É justamente a demonização do orixá Exu, o mensageiro, ambíguo e mais controverso das divindades yorubá-nagô, que tem sido usada ao longo do tempo, para inferiorizar práticas e tradições de matrizes africanas, bem como mulheres negras e homens negros. Somente no ano de 2020, o número de denúncias de intolerância religiosa aumentou em 56% no Brasil.
Estes dados são do relatório do Disque 100, do Ministério da Mulher, da Família e dos Direitos Humanos. Este serviço representa uma política pública de controle de casos de violações de direitos humanos, incluindo intolerância religiosa e apurou que os maiores reclamantes são seguidores da Umbanda e do Candomblé, contra ataques de neopentecostais, em sua maioria. No primeiro semestre de 2019, foram 2.722 casos de intolerância religiosa – uma média de 50 por mês. No âmbito criminal torna-se alarmante a quantidade de terreiros de Umbanda e Candomblé depredados, invadidos e expulsos de suas sedes, com agressão de sacerdotes e sacerdotisas de seus espaços sagrados, com participação até mesmo do crime organizado.
Nesse 25 de julho, quando se comemora do Dia Internacional da Mulher Negra Latino-Americana e Caribenha lembremos também de Mãe Gilda de Ogum, que se tornou símbolo nacional do Dia de Combate à Intolerância Religiosa, no dia 21 de janeiro. Sua morte ocorrida em 2007, em decorrência de um ataque cardíaco, provocado por ofensas e ataques que recebeu de um grupo de evangélicos, é apenas um dos desfechos trágicos que o racismo religioso tem provocado.
Mãe Gilda, Gildásia dos Santos, yalorixá do terreiro Ilê Axé Abassá de Ogum, localizado em Itapuã, na cidade de Salvador, foi covardemente agredida verbalmente e teve seu terreiro invadido por membros da Igreja Universal do Reino de Deus, de confissão neopentecostal, a mesma do Bispo Edir Macedo, dono do Grupo Record.
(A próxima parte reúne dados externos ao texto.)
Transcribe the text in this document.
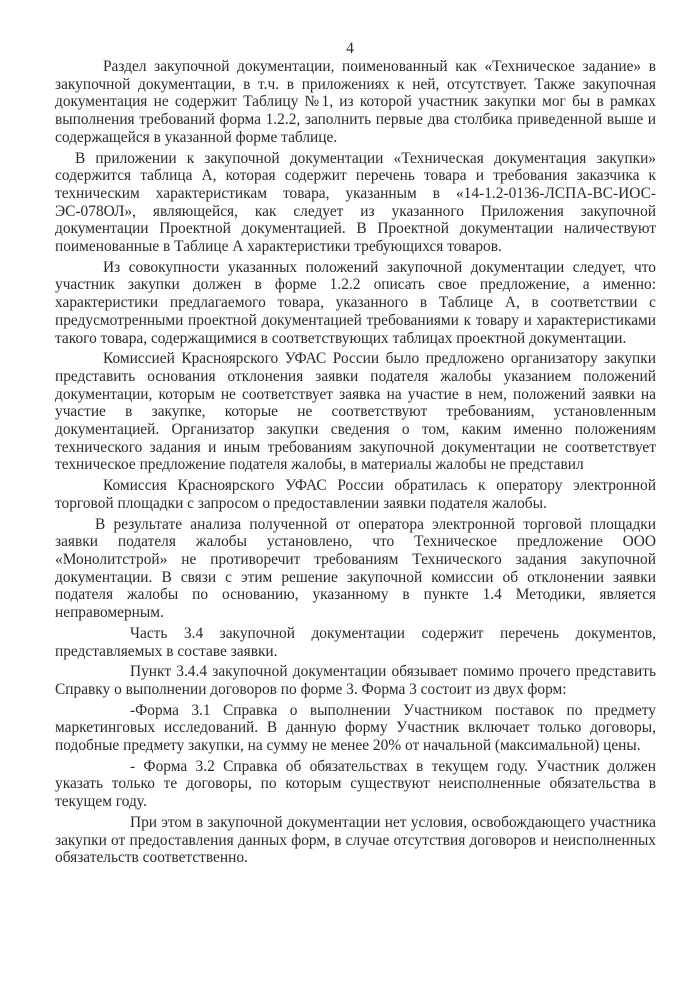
4

Раздел закупочной документации, поименованный как «Техническое задание» в закупочной документации, в т.ч. в приложениях к ней, отсутствует. Также закупочная документация не содержит Таблицу №1, из которой участник закупки мог бы в рамках выполнения требований форма 1.2.2, заполнить первые два столбика приведенной выше и содержащейся в указанной форме таблице.

В приложении к закупочной документации «Техническая документация закупки» содержится таблица А, которая содержит перечень товара и требования заказчика к техническим характеристикам товара, указанным в «14-1.2-0136-ЛСПА-ВС-ИОС-ЭС-078ОЛ», являющейся, как следует из указанного Приложения закупочной документации Проектной документацией. В Проектной документации наличествуют поименованные в Таблице А характеристики требующихся товаров.

Из совокупности указанных положений закупочной документации следует, что участник закупки должен в форме 1.2.2 описать свое предложение, а именно: характеристики предлагаемого товара, указанного в Таблице А, в соответствии с предусмотренными проектной документацией требованиями к товару и характеристиками такого товара, содержащимися в соответствующих таблицах проектной документации.

Комиссией Красноярского УФАС России было предложено организатору закупки представить основания отклонения заявки подателя жалобы указанием положений документации, которым не соответствует заявка на участие в нем, положений заявки на участие в закупке, которые не соответствуют требованиям, установленным документацией. Организатор закупки сведения о том, каким именно положениям технического задания и иным требованиям закупочной документации не соответствует техническое предложение подателя жалобы, в материалы жалобы не представил

Комиссия Красноярского УФАС России обратилась к оператору электронной торговой площадки с запросом о предоставлении заявки подателя жалобы.

В результате анализа полученной от оператора электронной торговой площадки заявки подателя жалобы установлено, что Техническое предложение ООО «Монолитстрой» не противоречит требованиям Технического задания закупочной документации. В связи с этим решение закупочной комиссии об отклонении заявки подателя жалобы по основанию, указанному в пункте 1.4 Методики, является неправомерным.

Часть 3.4 закупочной документации содержит перечень документов, представляемых в составе заявки.

Пункт 3.4.4 закупочной документации обязывает помимо прочего представить Справку о выполнении договоров по форме 3. Форма 3 состоит из двух форм:

-Форма 3.1 Справка о выполнении Участником поставок по предмету маркетинговых исследований. В данную форму Участник включает только договоры, подобные предмету закупки, на сумму не менее 20% от начальной (максимальной) цены.

- Форма 3.2 Справка об обязательствах в текущем году. Участник должен указать только те договоры, по которым существуют неисполненные обязательства в текущем году.

При этом в закупочной документации нет условия, освобождающего участника закупки от предоставления данных форм, в случае отсутствия договоров и неисполненных обязательств соответственно.
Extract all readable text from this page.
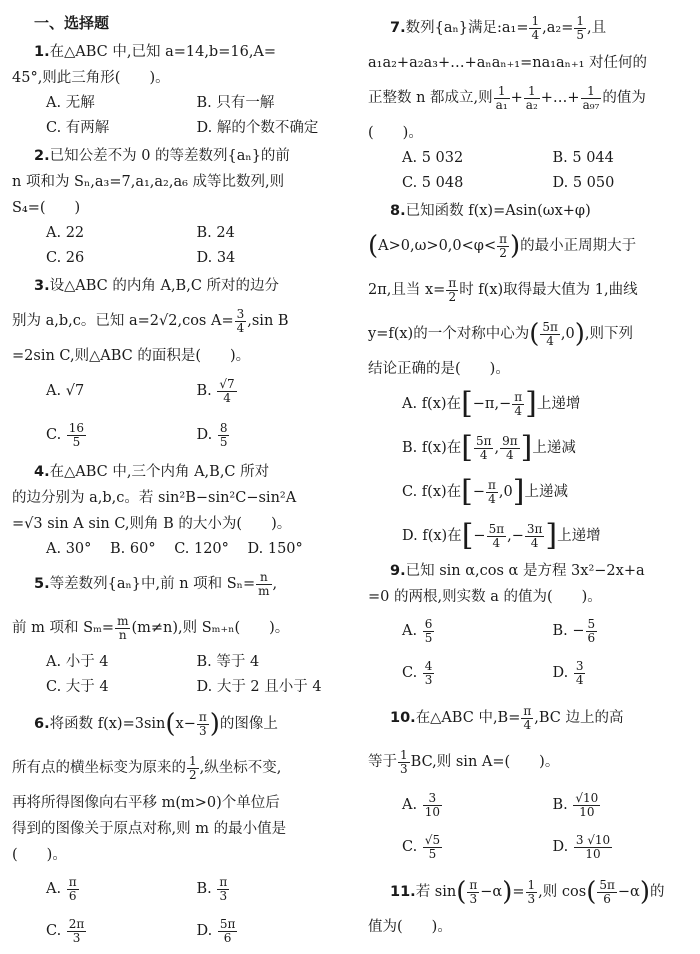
一、选择题

1.在△ABC 中,已知 a=14,b=16,A=

45°,则此三角形(　　)。

A. 无解	B. 只有一解
C. 有两解	D. 解的个数不确定

2.已知公差不为 0 的等差数列{aₙ}的前

n 项和为 Sₙ,a₃=7,a₁,a₂,a₆ 成等比数列,则

S₄=(　　)

A. 22	B. 24
C. 26	D. 34

3.设△ABC 的内角 A,B,C 所对的边分

别为 a,b,c。已知 a=2√2,cos $A= \frac{3}{4} ,\sin$ B

=2sin C,则△ABC 的面积是(　　)。

A. √7	B. $\frac{√7}{4}$
C. $\frac{16}{5}$	D. $\frac{8}{5}$

4.在△ABC 中,三个内角 A,B,C 所对

的边分别为 a,b,c。若 sin²B−sin²C−sin²A

=√3 sin A sin C,则角 B 的大小为(　　)。

A. 30° B. 60° C. 120° D. 150°

5.等差数列{aₙ}中,前 n 项和 $S_n= \frac{n}{m}$ ,

前 m 项和 $S_m= \frac{m}{n} (m\ne n)$,则 Sₘ₊ₙ(　　)。

A. 小于 4	B. 等于 4
C. 大于 4	D. 大于 2 且小于 4

6.将函数 $f(x)=3\sin(x- \frac{\pi}{3}$ )的图像上

所有点的横坐标变为原来的 $\frac{1}{2}$ ,纵坐标不变,

再将所得图像向右平移 m(m>0)个单位后

得到的图像关于原点对称,则 m 的最小值是

(　　)。

A. $\frac{\pi}{6}$	B. $\frac{\pi}{3}$
C. $\frac{2\pi}{3}$	D. $\frac{5\pi}{6}$

7.数列{aₙ}满足:a₁= $\frac{1}{4} ,a_2= \frac{1}{5}$ ,且

a₁a₂+a₂a₃+…+aₙaₙ₊₁=na₁aₙ₊₁ 对任何的

正整数 n 都成立,则 $\frac{1}{\text{a₁}} + \frac{1}{\text{a₂}}$ +…+ $\frac{1}{\text{a₉₇}}$ 的值为

(　　)。

A. 5 032	B. 5 044
C. 5 048	D. 5 050

8.已知函数 f(x)=Asin(ωx+φ)

($A>0,\omega>0,0<\varphi< \frac{\pi}{2}$ )的最小正周期大于

2π,且当 $x= \frac{\pi}{2}$ 时 f(x)取得最大值为 1,曲线

y=f(x)的一个对称中心为( $\frac{5\pi}{4} ,0$),则下列

结论正确的是(　　)。

A. f(x)在[$-\pi,- \frac{\pi}{4}$ ]上递增
B. f(x)在[ $\frac{5\pi}{4}$ , $\frac{9\pi}{4}$ ]上递减
C. f(x)在[− $\frac{\pi}{4} ,0$]上递减
D. f(x)在[− $\frac{5\pi}{4}$ ,− $\frac{3\pi}{4}$ ]上递增

9.已知 sin α,cos α 是方程 3x²−2x+a

=0 的两根,则实数 a 的值为(　　)。

A. $\frac{6}{5}$	B. − $\frac{5}{6}$
C. $\frac{4}{3}$	D. $\frac{3}{4}$

10.在△ABC 中$,B= \frac{\pi}{4} ,BC$ 边上的高

等于 $\frac{1}{3}$ BC,则 sin A=(　　)。

A. $\frac{3}{10}$	B. $\frac{√10}{10}$
C. $\frac{√5}{5}$	D. $\frac{3 √10}{10}$

11.若 $\sin( \frac{\pi}{3} -\alpha)= \frac{1}{3}$ ,则 $\cos( \frac{5\pi}{6} -\alpha)$的

值为(　　)。
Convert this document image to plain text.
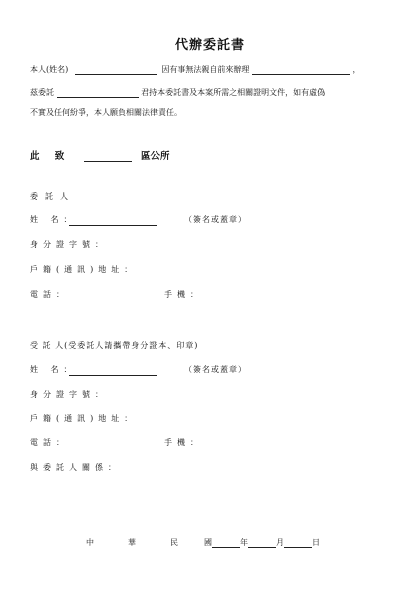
代辦委託書
本人(姓名)	因有事無法親自前來辦理	，
茲委託	君持本委託書及本案所需之相關證明文件，如有虛偽
不實及任何紛爭，本人願負相關法律責任。
此 致	區公所
委託人
姓 名：	（簽名或蓋章）
身分證字號：
戶籍(通訊)地址：
電話：	手機：
受 託 人(受委託人請攜帶身分證本、印章)
姓 名：	（簽名或蓋章）
身分證字號：
戶籍(通訊)地址：
電話：	手機：
與委託人關係：
中	華	民	國	年	月	日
A TV que foi condenada na justiça a conceder Direito de Resposta às religiões de matrizes africanas, em 2018. Os programas veiculados pela emissora transformaram iyalorixás e babalorixás em “mães de encosto” e “pais de encosto”. A vitória na justiça veio depois de mais de 15 anos de briga nos tribunais de São Paulo e um prejuízo incalculável para a imagem dos sacerdotes e principalmente, sacerdotisas de matrizes africanas. O processo foi conduzido pelos juristas Hédio Silva Júnior, Antônio Basílio Filho e Jader Macedo Júnior.
Para além das lutas atuais, é preciso evidenciar que os desafios se atualizam na medida em que mulheres negras são pilares destas expressões religiosas e guardiãs desta cultura ancestral. A condição de mulheres negras no estrato social e seus enfrentamentos por equidade e igualdade de oportunidade também atingem mulheres de terreiros e suas subjetividades. São mulheres cujas especificidades devem estar incluídas nas pautas por políticas públicas e de reivindicação por plenos direitos. Axé iyás!